6 thoughts on “Can PR Change the World? Why the hell not?

  1. Great thinking, Bill! I’m with you 100 percent. What I attempt to pound into the heads of undergrads (in addition to the notion that they are responsible for how much effort they put into understanding their future careers) is that ethics is at the heart and soul of good public relations. Shannon Bowen is an important scholar in this area and I think it is imperative that students are exposed to her work. Same with Derina Holtzhausen — even though I was too obtuse during many of my discussions with her at the University of South Florida to understand the concept — and public relations professionals as organizational activists. We’ve seen the way reading these thinkers has transformed students, particularly those with long, successful careers.

    For me, it boils down to public relations as a form of education. I rarely meet a business or organizational leader (big or small organization) that doesn’t immediately want to talk about how much help they need. Much of it is based on educating stakeholders. Think how powerful it might be if corporations or governments attempted this…at least the levels of transparency might be higher.

  2. Bob, I certainly had the experience you refer to when I was teaching in the KSU online master’s program. One student in particular was profoundly affected by Holtzhausen’s view. Had a significant effect on her both personally and professionally, and it was exciting to see the kind of change that can happen when students are exposed to different models of PR, especially those models based on ethics.

  3. Great points, Bill. I find most serious practitioners are idealists under the skin, something we tend to undervalue in ourselves. With reference to your third opportunity, your followers may have heard of PR Without Borders, which sends senior communicators to Third World countries to provide free advice and services.
    http://rpsf-prwb.org/?lang=en.

  4. Very insightful and optimistic point of view. I definitely think that PR function is undervalued by lots of managers or descesion makers. Business really needs to address the power of public relations instead of putting PR under the dept of marketing, or even worse…sales….

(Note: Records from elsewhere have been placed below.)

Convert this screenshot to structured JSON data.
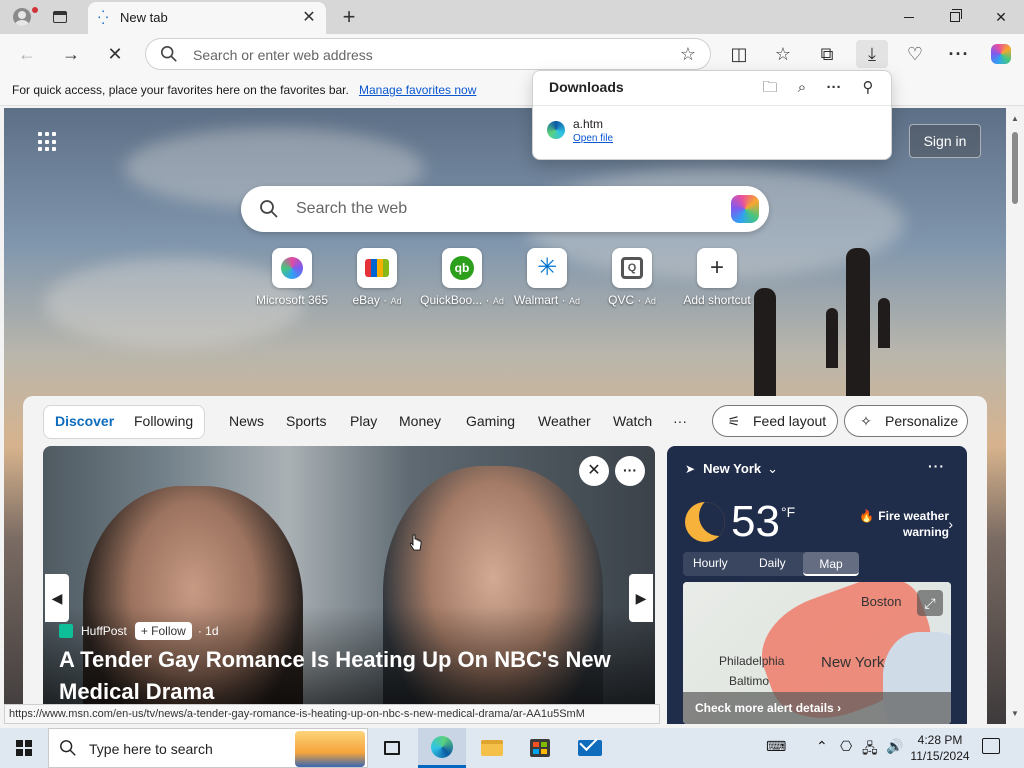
{
  "browser": {
    "tab_title": "New tab",
    "address_placeholder": "Search or enter web address"
  },
  "favorites_bar": {
    "message": "For quick access, place your favorites here on the favorites bar.",
    "link": "Manage favorites now"
  },
  "downloads": {
    "title": "Downloads",
    "file_name": "a.htm",
    "action": "Open file"
  },
  "newtab": {
    "signin": "Sign in",
    "search_placeholder": "Search the web",
    "shortcuts": [
      {
        "label": "Microsoft 365",
        "ad": "",
        "icon": "microsoft365-icon"
      },
      {
        "label": "eBay",
        "ad": "Ad",
        "icon": "ebay-icon"
      },
      {
        "label": "QuickBoo...",
        "ad": "Ad",
        "icon": "quickbooks-icon"
      },
      {
        "label": "Walmart",
        "ad": "Ad",
        "icon": "walmart-icon"
      },
      {
        "label": "QVC",
        "ad": "Ad",
        "icon": "qvc-icon"
      },
      {
        "label": "Add shortcut",
        "ad": "",
        "icon": "plus-icon"
      }
    ]
  },
  "feed": {
    "tabs": [
      "Discover",
      "Following"
    ],
    "nav": [
      "News",
      "Sports",
      "Play",
      "Money",
      "Gaming",
      "Weather",
      "Watch",
      "···"
    ],
    "feed_layout": "Feed layout",
    "personalize": "Personalize",
    "hero": {
      "source": "HuffPost",
      "follow": "Follow",
      "age": "· 1d",
      "headline": "A Tender Gay Romance Is Heating Up On NBC's New Medical Drama"
    }
  },
  "weather": {
    "location": "New York",
    "temperature": "53",
    "unit": "°F",
    "alert": "Fire weather warning",
    "tabs": [
      "Hourly",
      "Daily",
      "Map"
    ],
    "map_labels": [
      "Boston",
      "Philadelphia",
      "New York",
      "Baltimo"
    ],
    "footer": "Check more alert details"
  },
  "status_url": "https://www.msn.com/en-us/tv/news/a-tender-gay-romance-is-heating-up-on-nbc-s-new-medical-drama/ar-AA1u5SmM",
  "taskbar": {
    "search_placeholder": "Type here to search",
    "time": "4:28 PM",
    "date": "11/15/2024"
  },
  "colors": {
    "accent": "#0f6cbd",
    "link": "#0b57d0",
    "weather_bg": "#1f2c4a"
  }
}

    Your article let us see what we can do to serve the company, community, and even society. Public relations specialists are watch dogs for a company, because we are constantly aware of things happening outside of the box.

    So, instead of letting PR becoming the fire department running around dealing with crisis, let PR achieve something bigger, something that marketing or sales would never be able to do.

  5. Thanks for all the comments, and sorry I couldn’t jump into the conversation over the weekend. The snow piled up and my grandchildren were stranded at our house. A happy coincidence, for sure, but not if you hope to get any work done!

    I come back one again to a mantra I learned from the late Pat Jackson: Public relations enables individuals to participate in decisions that affect their lives. If your PR programs don’t foster participation, if they don’t invite diverse views — including dissent — then your PR and your management style are badly flawed.

    I understand this isn’t the way most organizations operate. But PR must continue the good fight.

    • Great post. Sorry I am late to the party. The fundamental problem we face in American culture is we don’t value dissent. In fact, we consider it unpatriotic. Kind of ironic, as that’s how I remember the culture of the USSR.

      Bill, thanks for keeping the faith and sharing it with us.